Uma reposta mais assertiva para a proposição que determinou o início da ciência no Brasil[6] com a fundação da USP veio a lume 21 anos depois com a pesquisadora brasilianista Nancy Leys Stepan, que publicou em 1976 o livro: Beggins of Brazilian sciecne: Oswaldo Cruz, medical research and policy 1890-1920.[7] Nesta obra, a autora assevera que a ciência no Brasil teve início no século XX, mas não com a criação da USP, como afirmou Fernando de Azevedo.
Para Nancy Stepan a criação do Instituto Soroterápico Federal[8] foi o início da ciência de matriz acadêmica no Brasil. Não por acaso a própria Fundação Oswaldo Cruz, Fiocruz, se empenhou em providenciar a tradução e a divulgação do livro de Nancy Stepan em terras brasileiras, ainda em 1976, com o título Gênese e evolução da ciência brasileira: Oswaldo Cruz e a política de investigação científica e médica[9].
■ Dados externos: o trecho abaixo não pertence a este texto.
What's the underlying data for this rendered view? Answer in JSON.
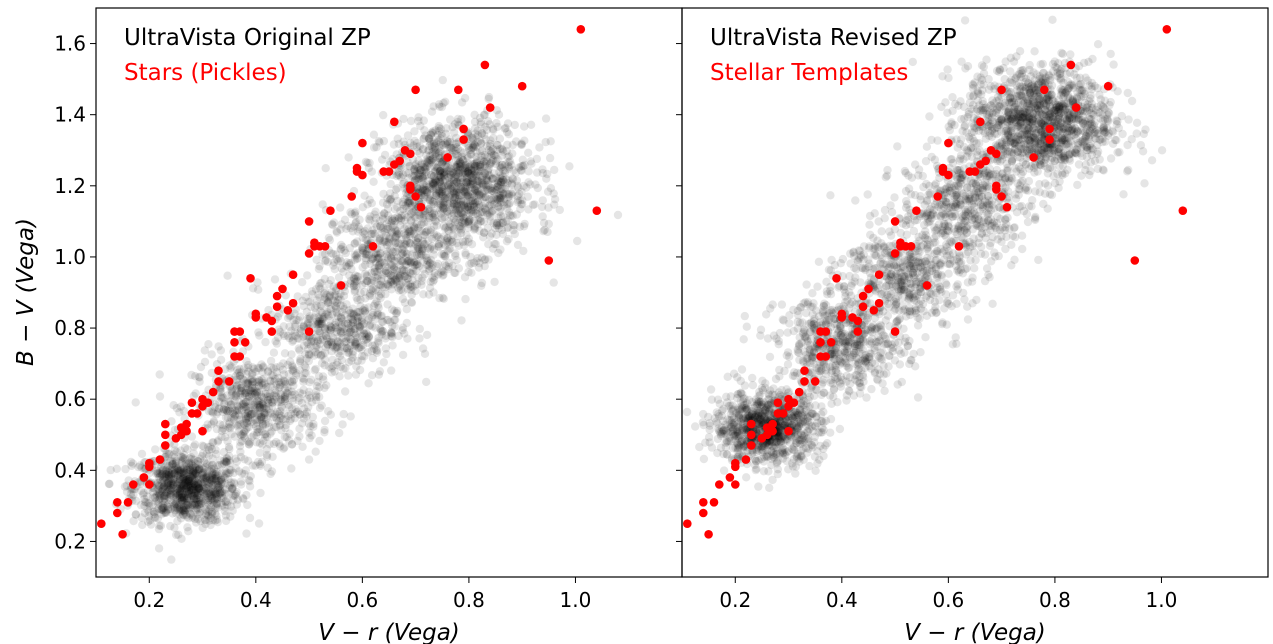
{
  "chart_data": [
    {
      "type": "scatter",
      "title": "UltraVista Original ZP",
      "subtitle": "Stars (Pickles)",
      "xlabel": "V − r (Vega)",
      "ylabel": "B − V (Vega)",
      "xlim": [
        0.1,
        1.2
      ],
      "ylim": [
        0.1,
        1.7
      ],
      "xticks": [
        "0.2",
        "0.4",
        "0.6",
        "0.8",
        "1.0"
      ],
      "yticks": [
        "0.2",
        "0.4",
        "0.6",
        "0.8",
        "1.0",
        "1.2",
        "1.4",
        "1.6"
      ],
      "grid": false,
      "series": [
        {
          "color": "#000000",
          "opacity": 0.1,
          "density_clusters": [
            {
              "x": 0.27,
              "y": 0.35,
              "n": 900,
              "sx": 0.05,
              "sy": 0.05
            },
            {
              "x": 0.4,
              "y": 0.58,
              "n": 600,
              "sx": 0.06,
              "sy": 0.07
            },
            {
              "x": 0.55,
              "y": 0.8,
              "n": 500,
              "sx": 0.06,
              "sy": 0.07
            },
            {
              "x": 0.65,
              "y": 1.0,
              "n": 500,
              "sx": 0.06,
              "sy": 0.07
            },
            {
              "x": 0.78,
              "y": 1.2,
              "n": 1300,
              "sx": 0.07,
              "sy": 0.09
            }
          ]
        },
        {
          "color": "#ff0000",
          "points": [
            [
              0.11,
              0.25
            ],
            [
              0.14,
              0.28
            ],
            [
              0.14,
              0.31
            ],
            [
              0.15,
              0.22
            ],
            [
              0.16,
              0.31
            ],
            [
              0.17,
              0.36
            ],
            [
              0.19,
              0.38
            ],
            [
              0.2,
              0.36
            ],
            [
              0.2,
              0.41
            ],
            [
              0.2,
              0.42
            ],
            [
              0.22,
              0.43
            ],
            [
              0.23,
              0.47
            ],
            [
              0.23,
              0.5
            ],
            [
              0.23,
              0.53
            ],
            [
              0.25,
              0.49
            ],
            [
              0.26,
              0.5
            ],
            [
              0.26,
              0.52
            ],
            [
              0.27,
              0.51
            ],
            [
              0.27,
              0.53
            ],
            [
              0.28,
              0.56
            ],
            [
              0.28,
              0.59
            ],
            [
              0.29,
              0.56
            ],
            [
              0.3,
              0.51
            ],
            [
              0.3,
              0.58
            ],
            [
              0.3,
              0.6
            ],
            [
              0.31,
              0.59
            ],
            [
              0.32,
              0.62
            ],
            [
              0.33,
              0.65
            ],
            [
              0.33,
              0.68
            ],
            [
              0.35,
              0.65
            ],
            [
              0.36,
              0.72
            ],
            [
              0.36,
              0.76
            ],
            [
              0.36,
              0.79
            ],
            [
              0.37,
              0.72
            ],
            [
              0.37,
              0.79
            ],
            [
              0.38,
              0.76
            ],
            [
              0.39,
              0.94
            ],
            [
              0.4,
              0.83
            ],
            [
              0.4,
              0.84
            ],
            [
              0.42,
              0.83
            ],
            [
              0.43,
              0.79
            ],
            [
              0.43,
              0.82
            ],
            [
              0.44,
              0.86
            ],
            [
              0.44,
              0.89
            ],
            [
              0.45,
              0.91
            ],
            [
              0.46,
              0.85
            ],
            [
              0.47,
              0.95
            ],
            [
              0.47,
              0.87
            ],
            [
              0.5,
              0.79
            ],
            [
              0.5,
              1.01
            ],
            [
              0.5,
              1.1
            ],
            [
              0.51,
              1.03
            ],
            [
              0.51,
              1.04
            ],
            [
              0.52,
              1.03
            ],
            [
              0.53,
              1.03
            ],
            [
              0.54,
              1.13
            ],
            [
              0.56,
              0.92
            ],
            [
              0.58,
              1.17
            ],
            [
              0.59,
              1.25
            ],
            [
              0.59,
              1.24
            ],
            [
              0.6,
              1.23
            ],
            [
              0.6,
              1.32
            ],
            [
              0.62,
              1.03
            ],
            [
              0.64,
              1.24
            ],
            [
              0.65,
              1.24
            ],
            [
              0.66,
              1.26
            ],
            [
              0.66,
              1.38
            ],
            [
              0.67,
              1.27
            ],
            [
              0.68,
              1.3
            ],
            [
              0.69,
              1.29
            ],
            [
              0.69,
              1.2
            ],
            [
              0.69,
              1.19
            ],
            [
              0.7,
              1.17
            ],
            [
              0.7,
              1.47
            ],
            [
              0.71,
              1.14
            ],
            [
              0.76,
              1.28
            ],
            [
              0.78,
              1.47
            ],
            [
              0.79,
              1.33
            ],
            [
              0.79,
              1.36
            ],
            [
              0.83,
              1.54
            ],
            [
              0.84,
              1.42
            ],
            [
              0.9,
              1.48
            ],
            [
              0.95,
              0.99
            ],
            [
              1.01,
              1.64
            ],
            [
              1.04,
              1.13
            ]
          ]
        }
      ]
    },
    {
      "type": "scatter",
      "title": "UltraVista Revised ZP",
      "subtitle": "Stellar Templates",
      "xlabel": "V − r (Vega)",
      "ylabel": "",
      "xlim": [
        0.1,
        1.2
      ],
      "ylim": [
        0.1,
        1.7
      ],
      "xticks": [
        "0.2",
        "0.4",
        "0.6",
        "0.8",
        "1.0"
      ],
      "yticks": [
        "",
        "",
        "",
        "",
        "",
        "",
        "",
        ""
      ],
      "grid": false,
      "series": [
        {
          "color": "#000000",
          "opacity": 0.1,
          "density_clusters": [
            {
              "x": 0.26,
              "y": 0.52,
              "n": 900,
              "sx": 0.05,
              "sy": 0.05
            },
            {
              "x": 0.4,
              "y": 0.75,
              "n": 600,
              "sx": 0.06,
              "sy": 0.07
            },
            {
              "x": 0.52,
              "y": 0.95,
              "n": 500,
              "sx": 0.06,
              "sy": 0.07
            },
            {
              "x": 0.63,
              "y": 1.15,
              "n": 500,
              "sx": 0.06,
              "sy": 0.07
            },
            {
              "x": 0.77,
              "y": 1.38,
              "n": 1300,
              "sx": 0.07,
              "sy": 0.08
            }
          ]
        },
        {
          "color": "#ff0000",
          "points": [
            [
              0.11,
              0.25
            ],
            [
              0.14,
              0.28
            ],
            [
              0.14,
              0.31
            ],
            [
              0.15,
              0.22
            ],
            [
              0.16,
              0.31
            ],
            [
              0.17,
              0.36
            ],
            [
              0.19,
              0.38
            ],
            [
              0.2,
              0.36
            ],
            [
              0.2,
              0.41
            ],
            [
              0.2,
              0.42
            ],
            [
              0.22,
              0.43
            ],
            [
              0.23,
              0.47
            ],
            [
              0.23,
              0.5
            ],
            [
              0.23,
              0.53
            ],
            [
              0.25,
              0.49
            ],
            [
              0.26,
              0.5
            ],
            [
              0.26,
              0.52
            ],
            [
              0.27,
              0.51
            ],
            [
              0.27,
              0.53
            ],
            [
              0.28,
              0.56
            ],
            [
              0.28,
              0.59
            ],
            [
              0.29,
              0.56
            ],
            [
              0.3,
              0.51
            ],
            [
              0.3,
              0.58
            ],
            [
              0.3,
              0.6
            ],
            [
              0.31,
              0.59
            ],
            [
              0.32,
              0.62
            ],
            [
              0.33,
              0.65
            ],
            [
              0.33,
              0.68
            ],
            [
              0.35,
              0.65
            ],
            [
              0.36,
              0.72
            ],
            [
              0.36,
              0.76
            ],
            [
              0.36,
              0.79
            ],
            [
              0.37,
              0.72
            ],
            [
              0.37,
              0.79
            ],
            [
              0.38,
              0.76
            ],
            [
              0.39,
              0.94
            ],
            [
              0.4,
              0.83
            ],
            [
              0.4,
              0.84
            ],
            [
              0.42,
              0.83
            ],
            [
              0.43,
              0.79
            ],
            [
              0.43,
              0.82
            ],
            [
              0.44,
              0.86
            ],
            [
              0.44,
              0.89
            ],
            [
              0.45,
              0.91
            ],
            [
              0.46,
              0.85
            ],
            [
              0.47,
              0.95
            ],
            [
              0.47,
              0.87
            ],
            [
              0.5,
              0.79
            ],
            [
              0.5,
              1.01
            ],
            [
              0.5,
              1.1
            ],
            [
              0.51,
              1.03
            ],
            [
              0.51,
              1.04
            ],
            [
              0.52,
              1.03
            ],
            [
              0.53,
              1.03
            ],
            [
              0.54,
              1.13
            ],
            [
              0.56,
              0.92
            ],
            [
              0.58,
              1.17
            ],
            [
              0.59,
              1.25
            ],
            [
              0.59,
              1.24
            ],
            [
              0.6,
              1.23
            ],
            [
              0.6,
              1.32
            ],
            [
              0.62,
              1.03
            ],
            [
              0.64,
              1.24
            ],
            [
              0.65,
              1.24
            ],
            [
              0.66,
              1.26
            ],
            [
              0.66,
              1.38
            ],
            [
              0.67,
              1.27
            ],
            [
              0.68,
              1.3
            ],
            [
              0.69,
              1.29
            ],
            [
              0.69,
              1.2
            ],
            [
              0.69,
              1.19
            ],
            [
              0.7,
              1.17
            ],
            [
              0.7,
              1.47
            ],
            [
              0.71,
              1.14
            ],
            [
              0.76,
              1.28
            ],
            [
              0.78,
              1.47
            ],
            [
              0.79,
              1.33
            ],
            [
              0.79,
              1.36
            ],
            [
              0.83,
              1.54
            ],
            [
              0.84,
              1.42
            ],
            [
              0.9,
              1.48
            ],
            [
              0.95,
              0.99
            ],
            [
              1.01,
              1.64
            ],
            [
              1.04,
              1.13
            ]
          ]
        }
      ]
    }
  ]
}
Na sequência, em 1978, doutor em sociólogo e professor de história José Murilo de Carvalho publicou uma obra bastante significativa, A Escola de Minas de Outro Preto: o peso da glória.[10] O grande mérito do livro de José Murilo é sair dos limites do século XX e lançar luzes em uma atividade científica ocorrida na segunda metade do século XIX e além do eixo Rio-São Paulo. Dessa maneira, os espaços de atuação das atividades científicas no Brasil passaram a englobar, nos trabalhos acadêmico-científicos, a tríade Minas-Rio-São Paulo.
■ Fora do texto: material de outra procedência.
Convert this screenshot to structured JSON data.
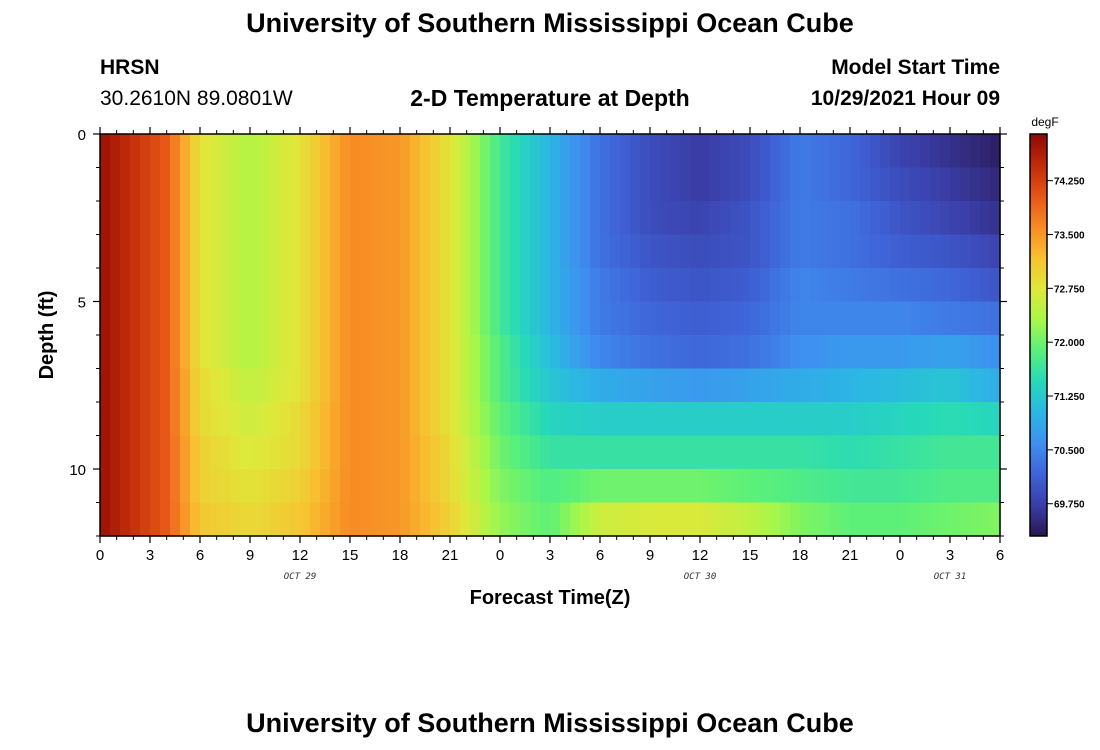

Vale ressaltar que nessa obra, o jovem autor que ganharia projeção e notoriedade entre os historiadores brasileiros na década de 1980, era ainda um recém-doutor em ciências políticas com uma tese defendida na Universidade de Stanford, nos Estados Unidos, em 1974, sobre a “Elite e a construção do Estado no Brasil imperial”,[11] tendo sido convidado pelo colega sociólogo Simon Schwartzman, que coordenava à época um projeto de pesquisa da Financiadora de Estudos e Projetos – Finep,[12] sobre a história das ciências no Brasil, obra que registraria as “glórias” da tradicional escola mineira.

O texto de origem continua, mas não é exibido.